The residents, who have a Facebook page called Bedford Citizens Against More Apartments, also said they are holding elected officials accountable and are exploring recalling the mayor and three council members.
“We are not against people living in apartments. Apartments have used up a lot of our valuable land,” said Tom Burnett, a resident involved in the citizens group.
“Bedford has been slow to develop businesses, and the city council has reminded us that we have very little land left. Land has become a commodity in the community, and we don’t want it wasted on apartments.”
At issue is a request that will go before the Planning and Zoning Commission on Aug. 9 to approve a plan to build 240 urban lofts on 8.07 acres in the Bedford Commons on land zoned for multifamily housing.
Bedford Commons is near city hall and bounded by Texas 183 on the south, Bedford Road on the north, Forest Ridge Drive on the west and Central Drive on the east.
The developer, Realty Capital, brought a proposal to change zoning in order to build the apartments to the city council in October, but the plan was defeated on a 5-2 vote.
Tim Coltart, managing director for Realty Capital, said new apartments are needed in Bedford.
“This is what employers look for, and our conversations with businesses have been positive,” he said.
Coltart said the upscale urban lofts are geared toward millennials whose household income is “well in excess” of Bedford’s median of $61,000. Units will include granite counter tops, high ceilings and crown molding. Most units will be under 1,000 square feet with one bedroom.
He said the development would add $300,000 to the city’s tax base.
Development director Bill Syblon told the Star-Telegram previously that there are 35 apartment complexes in the city, and most were built over 30 years ago.
Burnett said he and others in the residents group are concerned that their elected officials haven’t been accountable, and they are targeting mayor Jim Griffin, and council members Roger Fisher, Roy Turner and Rusty Sarter to be recalled from office.
Burnett said the group is working on a referendum that would prohibit apartments from being built on undeveloped land in Bedford.
“We can no longer rely on elected officials to do the job for us,” Burnett said. “We don’t feel they have been transparent to us. They can spout all of the demographics and statistics they want, but we can counter all of that.”
Asked about the possibility of a recall election, Griffin said that when Bedford Commons was discussed several years ago, he opposed the building of apartments like those already in the city. But times change and the market changes, he said.
Developments that last are mixed use with entertainment, restaurants and apartments, he said.
“My argument is, why can’t I have an opportunity to change my opinion?” he said. “As markets change, I see this as a viable option for the future of Bedford. This is an opportunity to establish something that will bring people to Bedford. That is my position.

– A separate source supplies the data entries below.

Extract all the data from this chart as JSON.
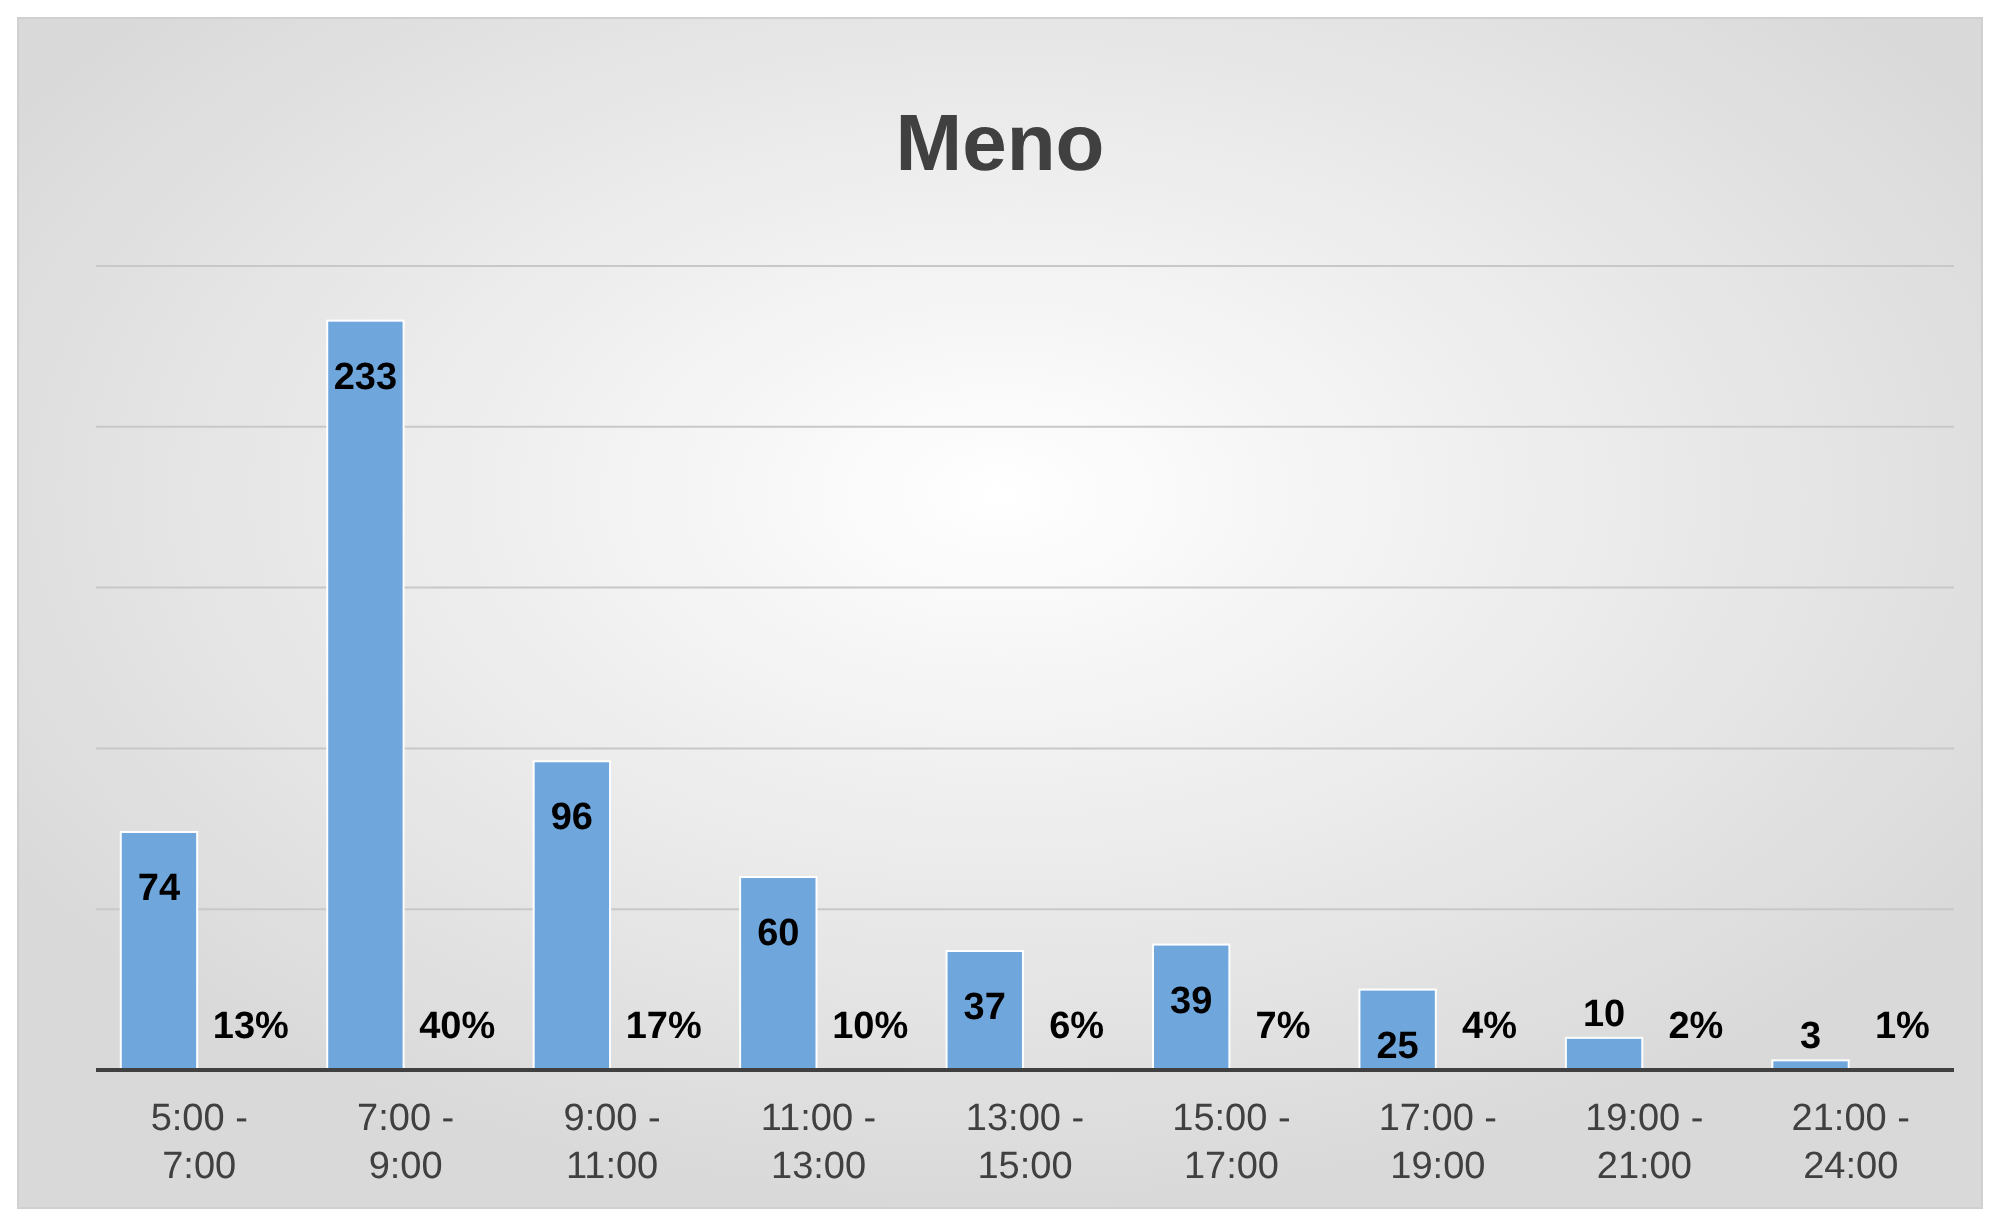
{
  "chart_data": {
    "type": "bar",
    "title": "Meno",
    "categories": [
      "5:00 - 7:00",
      "7:00 - 9:00",
      "9:00 - 11:00",
      "11:00 - 13:00",
      "13:00 - 15:00",
      "15:00 - 17:00",
      "17:00 - 19:00",
      "19:00 - 21:00",
      "21:00 - 24:00"
    ],
    "values": [
      74,
      233,
      96,
      60,
      37,
      39,
      25,
      10,
      3
    ],
    "color": "#6fa6dc",
    "data_labels": true,
    "ylim": [
      0,
      250
    ],
    "yticks": [
      {
        "value": 0,
        "label": null
      },
      {
        "value": 50,
        "label": null
      },
      {
        "value": 100,
        "label": null
      },
      {
        "value": 150,
        "label": null
      },
      {
        "value": 200,
        "label": null
      },
      {
        "value": 250,
        "label": null
      }
    ],
    "grid": "y",
    "tick_labels": "x",
    "annotations": [
      {
        "text": "13%",
        "x": "5:00 - 7:00",
        "y": 0
      },
      {
        "text": "40%",
        "x": "7:00 - 9:00",
        "y": 0
      },
      {
        "text": "17%",
        "x": "9:00 - 11:00",
        "y": 0
      },
      {
        "text": "10%",
        "x": "11:00 - 13:00",
        "y": 0
      },
      {
        "text": "6%",
        "x": "13:00 - 15:00",
        "y": 0
      },
      {
        "text": "7%",
        "x": "15:00 - 17:00",
        "y": 0
      },
      {
        "text": "4%",
        "x": "17:00 - 19:00",
        "y": 0
      },
      {
        "text": "2%",
        "x": "19:00 - 21:00",
        "y": 0
      },
      {
        "text": "1%",
        "x": "21:00 - 24:00",
        "y": 0
      }
    ]
  }
}
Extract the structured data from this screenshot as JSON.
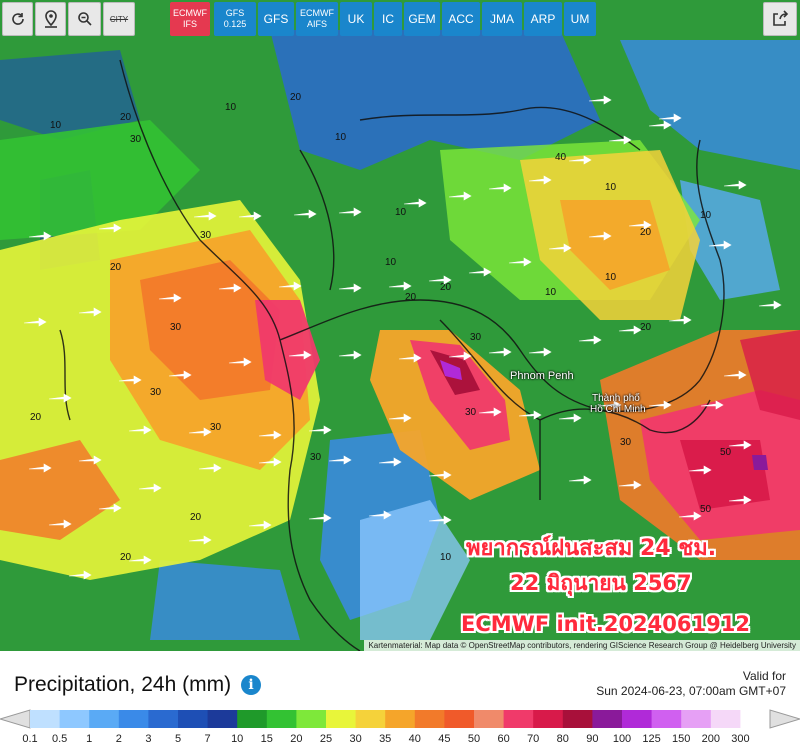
{
  "toolbar": {
    "buttons": [
      {
        "label": "",
        "icon": "refresh-icon"
      },
      {
        "label": "",
        "icon": "location-pin-icon"
      },
      {
        "label": "",
        "icon": "zoom-icon"
      },
      {
        "label": "CITY",
        "icon": "city-toggle-icon"
      }
    ],
    "models": [
      {
        "label": "ECMWF",
        "sub": "IFS",
        "active": true
      },
      {
        "label": "GFS",
        "sub": "0.125",
        "active": false
      },
      {
        "label": "GFS",
        "sub": "",
        "active": false
      },
      {
        "label": "ECMWF",
        "sub": "AIFS",
        "active": false
      },
      {
        "label": "UK",
        "sub": "",
        "active": false
      },
      {
        "label": "IC",
        "sub": "",
        "active": false
      },
      {
        "label": "GEM",
        "sub": "",
        "active": false
      },
      {
        "label": "ACC",
        "sub": "",
        "active": false
      },
      {
        "label": "JMA",
        "sub": "",
        "active": false
      },
      {
        "label": "ARP",
        "sub": "",
        "active": false
      },
      {
        "label": "UM",
        "sub": "",
        "active": false
      }
    ],
    "share_icon": "share-icon"
  },
  "map": {
    "overlay_line1": "พยากรณ์ฝนสะสม 24 ชม.",
    "overlay_line2": "22 มิถุนายน 2567",
    "overlay_line3": "ECMWF init.2024061912",
    "cities": [
      {
        "name": "Phnom Penh"
      },
      {
        "name": "Thành phố"
      },
      {
        "name": "Hồ Chí Minh"
      }
    ],
    "attribution": "Kartenmaterial: Map data © OpenStreetMap contributors, rendering GIScience Research Group @ Heidelberg University",
    "contour_labels": [
      "10",
      "20",
      "30",
      "10",
      "20",
      "10",
      "30",
      "20",
      "10",
      "20",
      "30",
      "10",
      "20",
      "30",
      "10",
      "30",
      "20",
      "10",
      "50",
      "30",
      "20",
      "10",
      "30",
      "20",
      "40",
      "10",
      "50",
      "30",
      "20",
      "30",
      "10",
      "20"
    ],
    "colors": {
      "accent": "#1a86cc",
      "active": "#e53950",
      "overlay_text": "#ff2a3c"
    }
  },
  "legend": {
    "title": "Precipitation, 24h (mm)",
    "info_icon": "info-icon",
    "valid_label": "Valid for",
    "valid_time": "Sun 2024-06-23, 07:00am GMT+07",
    "ticks": [
      "0.1",
      "0.5",
      "1",
      "2",
      "3",
      "5",
      "7",
      "10",
      "15",
      "20",
      "25",
      "30",
      "35",
      "40",
      "45",
      "50",
      "60",
      "70",
      "80",
      "90",
      "100",
      "125",
      "150",
      "200",
      "300"
    ],
    "colors": [
      "#bfe0ff",
      "#8ec8ff",
      "#5aaaf5",
      "#3a8ae8",
      "#2a6ad0",
      "#1e4fb5",
      "#1c3a9a",
      "#1f9a2a",
      "#33c233",
      "#7ee83a",
      "#e8f53a",
      "#f5d23a",
      "#f5a52a",
      "#f27a2a",
      "#f05a2a",
      "#f08a6a",
      "#f03a6a",
      "#d81a4a",
      "#a8103a",
      "#8a1a9a",
      "#b02ad8",
      "#d060f0",
      "#e6a0f5",
      "#f5d8f8",
      "#ffffff"
    ]
  }
}
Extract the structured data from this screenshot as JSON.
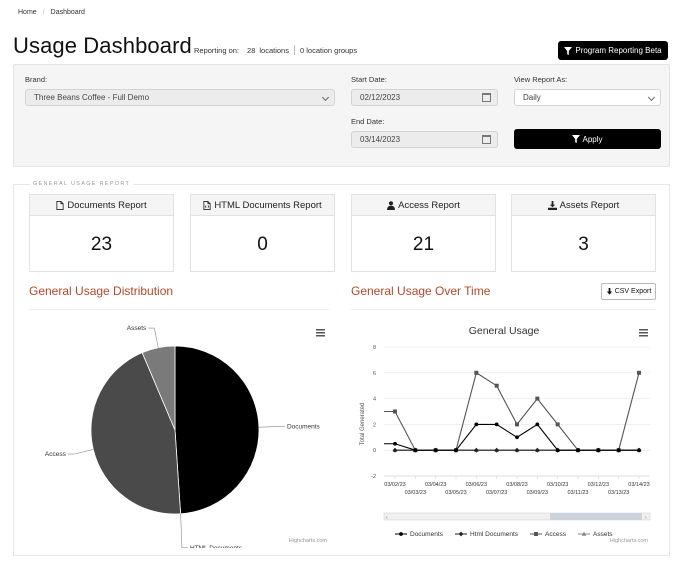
{
  "breadcrumb": {
    "home": "Home",
    "current": "Dashboard"
  },
  "header": {
    "title": "Usage Dashboard",
    "reporting_on": "Reporting on:",
    "location_count": "28",
    "locations_label": "locations",
    "location_groups": "0 location groups",
    "beta_button": "Program Reporting Beta"
  },
  "filters": {
    "brand_label": "Brand:",
    "brand_value": "Three Beans Coffee - Full Demo",
    "start_label": "Start Date:",
    "start_value": "02/12/2023",
    "end_label": "End Date:",
    "end_value": "03/14/2023",
    "view_label": "View Report As:",
    "view_value": "Daily",
    "apply_button": "Apply"
  },
  "general": {
    "legend": "GENERAL USAGE REPORT",
    "cards": [
      {
        "label": "Documents Report",
        "icon": "file-icon",
        "value": "23"
      },
      {
        "label": "HTML Documents Report",
        "icon": "file-code-icon",
        "value": "0"
      },
      {
        "label": "Access Report",
        "icon": "user-icon",
        "value": "21"
      },
      {
        "label": "Assets Report",
        "icon": "download-icon",
        "value": "3"
      }
    ],
    "distribution_title": "General Usage Distribution",
    "over_time_title": "General Usage Over Time",
    "csv_button": "CSV Export",
    "credits": "Highcharts.com"
  },
  "chart_data": [
    {
      "type": "pie",
      "labels": [
        "Documents",
        "HTML Documents",
        "Access",
        "Assets"
      ],
      "values": [
        23,
        0,
        21,
        3
      ],
      "colors": [
        "#000000",
        "#222222",
        "#4a4a4a",
        "#7a7a7a"
      ]
    },
    {
      "type": "line",
      "title": "General Usage",
      "ylabel": "Total Generated",
      "ylim": [
        -2,
        8
      ],
      "yticks": [
        -2,
        0,
        2,
        4,
        6,
        8
      ],
      "x": [
        "03/02/23",
        "03/03/23",
        "03/04/23",
        "03/05/23",
        "03/06/23",
        "03/07/23",
        "03/08/23",
        "03/09/23",
        "03/10/23",
        "03/11/23",
        "03/12/23",
        "03/13/23",
        "03/14/23"
      ],
      "series": [
        {
          "name": "Documents",
          "color": "#000000",
          "marker": "circle",
          "values": [
            0.5,
            0,
            0,
            0,
            2,
            2,
            1,
            2,
            0,
            0,
            0,
            0,
            0
          ]
        },
        {
          "name": "Html Documents",
          "color": "#222222",
          "marker": "diamond",
          "values": [
            0,
            0,
            0,
            0,
            0,
            0,
            0,
            0,
            0,
            0,
            0,
            0,
            0
          ]
        },
        {
          "name": "Access",
          "color": "#555555",
          "marker": "square",
          "values": [
            3,
            0,
            0,
            0,
            6,
            5,
            2,
            4,
            2,
            0,
            0,
            0,
            6
          ]
        },
        {
          "name": "Assets",
          "color": "#888888",
          "marker": "triangle",
          "values": [
            0,
            0,
            0,
            0,
            0,
            0,
            0,
            0,
            0,
            0,
            0,
            0,
            0
          ]
        }
      ],
      "legend_position": "bottom"
    }
  ]
}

If Realty Capital meets the city’s requirements, the council can’t deny the developer’s request, Griffin said.
Fisher said he does not recall stating that he doesn’t want more apartments in Bedford, and said that people need to look at his entire voting record as a council member.
“We need to move Bedford forward, but a particular group opposing a particular development is fine, but what does that say to future developers? And recalling council members: what does that say to people who want to run for council in the future?”